That's only because it was airburst and the fallout dispersed in air.
Tsar Bomba was very clean relative to the yield.
Even then, it release more radionucleonides than any bomb before it (airburst). They limited the yield to 50 megatons, because fallout in Europe would have been catastrophic from a bigger 100 mt bomb that was allowed by the design.
TBF the 100Mt variant probably wasn't a viable weapon.
As it is, Tsar Bomba was air-dropped from a specially modified Tu-95 Bear, the Tu-95V, which had its engines, bomb bay, suspension and release mechanisms redesigned and fuel tanks and bomb bay doors removed to lighten it:
The bomb was dropped at 10,500 metres altitude and descended by parachute to 4000 metres before detonation, by which time the carrier aircraft had travelled 39 kilometres. Even so, when the shockwave from the bomb caught up with it the plane dropped a kilometre, although the pilots managed to recover. A US aircraft in the vicinity had its paint scorched.
And that was the ~50Mt version.
It's highly unlikely that a carrier aircraft could have survived a 100Mt bomb. Or that it could have reached targets in CONUS when flying from Warsaw Pact territory. Or that a parachute-retarded bomb gently descending towards a target in US airspace during a shooting war could have survived for several minutes without being blown apart by a surface to air missile (which would almost certainly have disrupted its ability to deliver a full, or even partial, explosion).
And as the weapon weighed 27,000kg the USSR would have had problems building an ICBM able to carry a re-entry shielded version (to avoid being shot down).
So: not a practical weapon, but it really gave Nikita Kruschev something to wave in JFK's face.
Just quibbling on a small point. The pilots/plane not surviving the blast would not make it impractical. It would just change it to a suicide mission. A small price to pay in a nuclear war.
And de facto suicide missions were totally a thing in event of a 1950s-70s nuclear war. B-52s didn't have enough fuel to get home after delivering their payloads. Best they could hope for was to reach neutral territory before they had to bail out. Neither did RAF Bomber Command's V-Force. But the V-Force married officers' quarters were alongside the runways, so if they had to scramble, there was probably nothing and nobody to come home to ...
Megaton range bombs have no good use in war. The same weight in 300 - 400 kt warheads covers more area and the destruction is just as good. Rest is wasted in the atmosphere.
50 mt weapon and 100 mt weapon were the same design, same size. The yield was just tuned down with lead. Not enough range for the bomber to be useful.

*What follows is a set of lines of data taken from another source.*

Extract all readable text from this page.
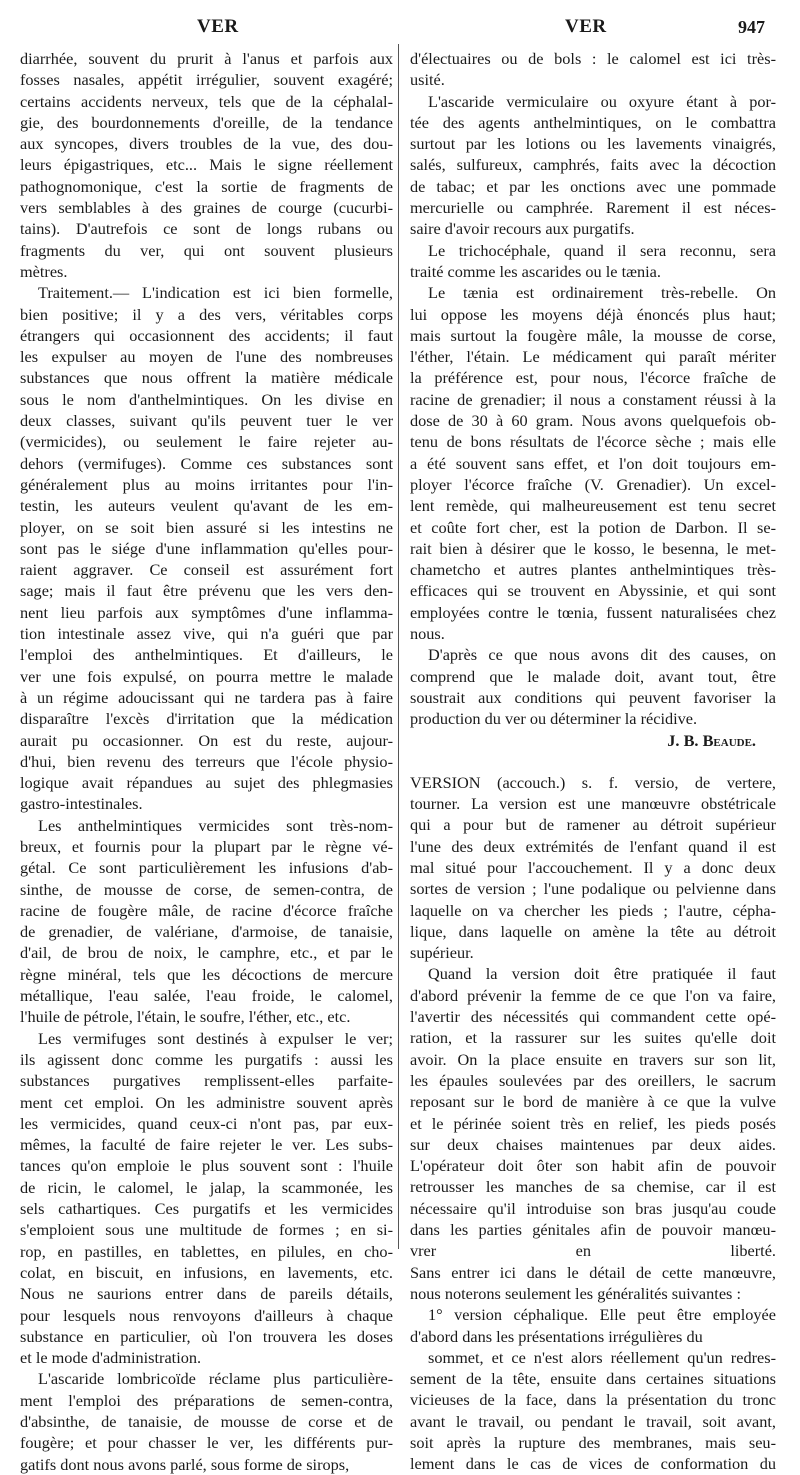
VER	VER	947
diarrhée, souvent du prurit à l'anus et parfois aux
fosses nasales, appétit irrégulier, souvent exagéré;
certains accidents nerveux, tels que de la céphalal-
gie, des bourdonnements d'oreille, de la tendance
aux syncopes, divers troubles de la vue, des dou-
leurs épigastriques, etc... Mais le signe réellement
pathognomonique, c'est la sortie de fragments de
vers semblables à des graines de courge (cucurbi-
tains). D'autrefois ce sont de longs rubans ou
fragments du ver, qui ont souvent plusieurs
mètres.
Traitement.— L'indication est ici bien formelle,
bien positive; il y a des vers, véritables corps
étrangers qui occasionnent des accidents; il faut
les expulser au moyen de l'une des nombreuses
substances que nous offrent la matière médicale
sous le nom d'anthelmintiques. On les divise en
deux classes, suivant qu'ils peuvent tuer le ver
(vermicides), ou seulement le faire rejeter au-
dehors (vermifuges). Comme ces substances sont
généralement plus au moins irritantes pour l'in-
testin, les auteurs veulent qu'avant de les em-
ployer, on se soit bien assuré si les intestins ne
sont pas le siége d'une inflammation qu'elles pour-
raient aggraver. Ce conseil est assurément fort
sage; mais il faut être prévenu que les vers den-
nent lieu parfois aux symptômes d'une inflamma-
tion intestinale assez vive, qui n'a guéri que par
l'emploi des anthelmintiques. Et d'ailleurs, le
ver une fois expulsé, on pourra mettre le malade
à un régime adoucissant qui ne tardera pas à faire
disparaître l'excès d'irritation que la médication
aurait pu occasionner. On est du reste, aujour-
d'hui, bien revenu des terreurs que l'école physio-
logique avait répandues au sujet des phlegmasies
gastro-intestinales.
Les anthelmintiques vermicides sont très-nom-
breux, et fournis pour la plupart par le règne vé-
gétal. Ce sont particulièrement les infusions d'ab-
sinthe, de mousse de corse, de semen-contra, de
racine de fougère mâle, de racine d'écorce fraîche
de grenadier, de valériane, d'armoise, de tanaisie,
d'ail, de brou de noix, le camphre, etc., et par le
règne minéral, tels que les décoctions de mercure
métallique, l'eau salée, l'eau froide, le calomel,
l'huile de pétrole, l'étain, le soufre, l'éther, etc., etc.
Les vermifuges sont destinés à expulser le ver;
ils agissent donc comme les purgatifs : aussi les
substances purgatives remplissent-elles parfaite-
ment cet emploi. On les administre souvent après
les vermicides, quand ceux-ci n'ont pas, par eux-
mêmes, la faculté de faire rejeter le ver. Les subs-
tances qu'on emploie le plus souvent sont : l'huile
de ricin, le calomel, le jalap, la scammonée, les
sels cathartiques. Ces purgatifs et les vermicides
s'emploient sous une multitude de formes ; en si-
rop, en pastilles, en tablettes, en pilules, en cho-
colat, en biscuit, en infusions, en lavements, etc.
Nous ne saurions entrer dans de pareils détails,
pour lesquels nous renvoyons d'ailleurs à chaque
substance en particulier, où l'on trouvera les doses
et le mode d'administration.
L'ascaride lombricoïde réclame plus particulière-
ment l'emploi des préparations de semen-contra,
d'absinthe, de tanaisie, de mousse de corse et de
fougère; et pour chasser le ver, les différents pur-
gatifs dont nous avons parlé, sous forme de sirops,
d'électuaires ou de bols : le calomel est ici très-
usité.
L'ascaride vermiculaire ou oxyure étant à por-
tée des agents anthelmintiques, on le combattra
surtout par les lotions ou les lavements vinaigrés,
salés, sulfureux, camphrés, faits avec la décoction
de tabac; et par les onctions avec une pommade
mercurielle ou camphrée. Rarement il est néces-
saire d'avoir recours aux purgatifs.
Le trichocéphale, quand il sera reconnu, sera
traité comme les ascarides ou le tænia.
Le tænia est ordinairement très-rebelle. On
lui oppose les moyens déjà énoncés plus haut;
mais surtout la fougère mâle, la mousse de corse,
l'éther, l'étain. Le médicament qui paraît mériter
la préférence est, pour nous, l'écorce fraîche de
racine de grenadier; il nous a constament réussi à la
dose de 30 à 60 gram. Nous avons quelquefois ob-
tenu de bons résultats de l'écorce sèche ; mais elle
a été souvent sans effet, et l'on doit toujours em-
ployer l'écorce fraîche (V. Grenadier). Un excel-
lent remède, qui malheureusement est tenu secret
et coûte fort cher, est la potion de Darbon. Il se-
rait bien à désirer que le kosso, le besenna, le met-
chametcho et autres plantes anthelmintiques très-
efficaces qui se trouvent en Abyssinie, et qui sont
employées contre le tœnia, fussent naturalisées chez
nous.
D'après ce que nous avons dit des causes, on
comprend que le malade doit, avant tout, être
soustrait aux conditions qui peuvent favoriser la
production du ver ou déterminer la récidive.
J. B. Beaude.
VERSION (accouch.) s. f. versio, de vertere,
tourner. La version est une manœuvre obstétricale
qui a pour but de ramener au détroit supérieur
l'une des deux extrémités de l'enfant quand il est
mal situé pour l'accouchement. Il y a donc deux
sortes de version ; l'une podalique ou pelvienne dans
laquelle on va chercher les pieds ; l'autre, cépha-
lique, dans laquelle on amène la tête au détroit
supérieur.
Quand la version doit être pratiquée il faut
d'abord prévenir la femme de ce que l'on va faire,
l'avertir des nécessités qui commandent cette opé-
ration, et la rassurer sur les suites qu'elle doit
avoir. On la place ensuite en travers sur son lit,
les épaules soulevées par des oreillers, le sacrum
reposant sur le bord de manière à ce que la vulve
et le périnée soient très en relief, les pieds posés
sur deux chaises maintenues par deux aides.
L'opérateur doit ôter son habit afin de pouvoir
retrousser les manches de sa chemise, car il est
nécessaire qu'il introduise son bras jusqu'au coude
dans les parties génitales afin de pouvoir manœu-
vrer en liberté.
Sans entrer ici dans le détail de cette manœuvre,
nous noterons seulement les généralités suivantes :
1° version céphalique. Elle peut être employée
d'abord dans les présentations irrégulières du
sommet, et ce n'est alors réellement qu'un redres-
sement de la tête, ensuite dans certaines situations
vicieuses de la face, dans la présentation du tronc
avant le travail, ou pendant le travail, soit avant,
soit après la rupture des membranes, mais seu-
lement dans le cas de vices de conformation du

If you read Sakharov's memoirs, the whole thing was a dog and pony show for international politics. No technical side was consulted before the decision was made and better proposals were turned down. There was no military use or scientific need to make it. When the US and Brits started testing in 1958, Khrushchev wanted Big Bomb to show off.
The Soviets and then the Russians did maintain SS-18s variants with a single 25Mt warhead - presumably for EMP generation or hitting deep bunkers like those at Cheyenne Mountain or Raven Rock Mountain.
Big booms were compensation for inaccurate delivery systems. We don't need them *now*.
They still have a role for an EMP attack or even a thermal pulse attack. A gigaton range bomb in orbit will fry electronics to the horizon and light fires to the horizon.
Wow and I thought the narrative even for Proton as an ICBM was pretty flimsy! A huge loss that Korolev died so early due to his gulag destroyed health as it looks like he could push through what was needed, by any means necessary! :)
Tsar Bomba was very clean relative to the yield.
Even then, it release more radionucleonides than any bomb before it (airburst). They limited the yield to 50 megatons, because fallout in Europe would have been catastrophic from a bigger 100 mt bomb that was allowed by the design.